В этом послании трудно найти хоть какие-то намеки на неудовольствия и обиды. Павел всегда обладал одной неизменной чертой: обо всем говорить прямо и откровенно. Если же существовали какие-то темы нежеланные или двусмысленные, то подобные темы он никогда не обсуждал – ни в публичном, ни даже в эпистолярном обращении они просто не существовали.

Прошло два дня, и Цесаревич уже мог сообщить Императрице о благоприятном исходе важного дела.

«Бог благословляет все намерения Ваши, ибо благословляет Он всегда добрые. Вы желали мне жену, которая бы доставила нам радость и утвердила домашнее спокойствие и жизнь благополучную. Мой выбор сделан, и вчера по рукам ударили; припадаю с сим к стопам Вашим и с тою, которая качествами своими и расположениями приобретет милость Вашу и будет новым домашним союзом… Что касается до наружности, то могу сказать, что я выбором своим не остыжу Вас; мне о сем дурно теперь говорить, ибо, может быть, пристрастен, но сие глас общий. Что же касается до сердца ее, то имеет она его весьма чувствительное и нежное, что я видел из разных сцен между роднею и ею. Ум солидный приметил и Король сам в ней, ибо имел с ней о должностях ее разговор, после которого мне о сем отзывался; не пропускает она ни одного случая, чтоб не говорить о должности ее к Вашему Величеству. Знаниями наполнена, и что меня вчера весьма удивило, так ее разговор со мною о геометрии, отзываясь, что сия наука потребна, чтоб приучиться рассуждать основательно. Весьма проста в обращении, любит быть дома и упражняться чтением или музыкой, жадничает учиться по-русски, зная, сколь сие нужно, и помня пример предместницы ее».

Женитьба наследника русского престола являлась новостью всеевропейской, и то, что это событие проходило под эгидой Короля Фридриха, не могло оставаться незамеченным у старых оппонентов Пруссии – Франции и Австрии.

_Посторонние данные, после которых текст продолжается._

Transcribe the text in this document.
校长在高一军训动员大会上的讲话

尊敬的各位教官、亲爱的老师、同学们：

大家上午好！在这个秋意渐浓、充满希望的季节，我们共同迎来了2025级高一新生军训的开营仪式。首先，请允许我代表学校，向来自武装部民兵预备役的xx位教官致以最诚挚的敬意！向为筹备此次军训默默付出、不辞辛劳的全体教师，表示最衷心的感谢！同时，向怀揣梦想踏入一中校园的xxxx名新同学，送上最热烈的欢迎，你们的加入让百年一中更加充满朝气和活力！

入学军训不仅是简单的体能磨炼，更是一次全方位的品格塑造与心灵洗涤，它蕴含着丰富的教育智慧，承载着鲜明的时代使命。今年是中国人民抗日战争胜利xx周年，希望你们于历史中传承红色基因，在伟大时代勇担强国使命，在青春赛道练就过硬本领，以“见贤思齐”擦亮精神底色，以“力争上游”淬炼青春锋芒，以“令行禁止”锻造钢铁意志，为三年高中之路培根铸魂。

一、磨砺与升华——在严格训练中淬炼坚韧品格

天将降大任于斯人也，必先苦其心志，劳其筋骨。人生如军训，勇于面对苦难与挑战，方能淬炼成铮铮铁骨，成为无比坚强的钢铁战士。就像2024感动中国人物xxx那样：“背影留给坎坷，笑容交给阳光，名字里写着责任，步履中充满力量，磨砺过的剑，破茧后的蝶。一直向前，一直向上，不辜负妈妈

Самого Цесаревича это мало занимало, он все время думал о своей любимой (теперь она уже точно такой являлась), радовался тому, что его, как казалось совсем недавно, совершенно разбитая жизнь снова обретала полнокровное содержание.

София невероятно учтива и умна. Она, в отличие от покойной супруги, все время интересовалась, как ей себя вести, что ей делать, чтобы заслужить признание и любовь не только Цесаревича, но и Императрицы. Она горела желанием изучать русский язык и за несколько дней овладела самостоятельно русским алфавитом, что умилило Павла до слез. Ведь умершая Наталья так по-русски говорить и не научилась; изъясняться же на немецком или французском языках у себя дома, в своей России, – вещь недостойная. Теперь же, можно не сомневаться, все будет совсем иначе.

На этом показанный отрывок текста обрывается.